Quell'uso del verbo "si uccise" (nell'originale francese "il se tua") non sembra lasciare adito a dubbi, anche se potrebbe essere interpretato come "rimase ucciso". Nel film si vede la macchina di Tisserand frenare fino a fermarsi, senza alcuno schianto. Una rappresentazione grottesca, come se un guidatore esperto potesse rimanere ucciso da una semplice frenata. Si capisce che il suicidio del collega è una certezza, sia nel film che nel romanzo. Il protagonista è infatti straziato da questa consapevolezza, si porta un immenso peso sulla coscienza, perché sa bene di essere la causa di quella morte. Eppure, suicidarsi a 28 anni per mancanza di sesso o di amore è una cosa poco conveniente, già soltanto per il fatto che - come ci ricorda Cioran - un morto si pone in una condizione in cui ogni azione è impossibile, ogni cambiamento è precluso, per l'eternità. Anche solo respirare o muoversi nel giaciglio, per un cadavere appartiene al reame dell'impossibilità.
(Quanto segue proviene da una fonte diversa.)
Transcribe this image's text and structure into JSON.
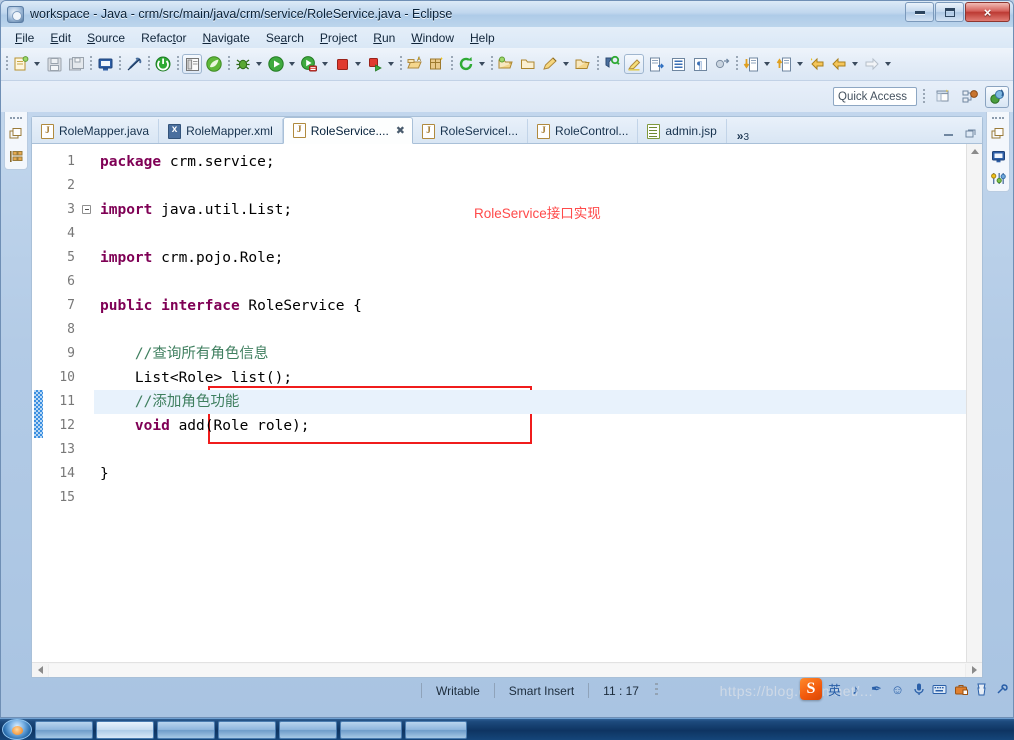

A parte il fatto che è meglio andare con una puttana e finire devastati dalla gonorrea, piuttosto che essere umiliati in inutili corteggiamenti fallimentari, non potremmo dire di aver vissuto una vita davvero inutile neanche a 56 anni o a 112 anni, quando siamo guidati dalla Conoscenza. 
 
Il Dialogo della Disperazione

Riporto le parole, tratte dal film e tradotte, che hanno causato il suicidio di Tisserand.
 
Tisserand: "Così è senza speranza?"
Nostro Eroe: "Certamente. Lo è sempre stato. Fin dall'inizio. Tu non sarai mai il sogno erotico di una ragazza. Fattene una ragione. Non fa per te. In ogni caso, è troppo tardi. Tutti i tuoi fallimenti sessuali fin dall'adolescenza, la frustrazione che ti ha perseguitato fin dalla pubertà, ti hanno segnato per sempre. Anche se tu potessi trovare una donna, cosa che francamente dubito, non funzionerebbe. Non funzionerà mai. Sei orfano degli amori giovanili che non hai mai avuto. Il danno è già stato fatto. Diventerà peggio. Un'amarezza agonizzante ti riempirà il cuore. Non c'è redenzione. Nessuna liberazione. Questo è quanto." 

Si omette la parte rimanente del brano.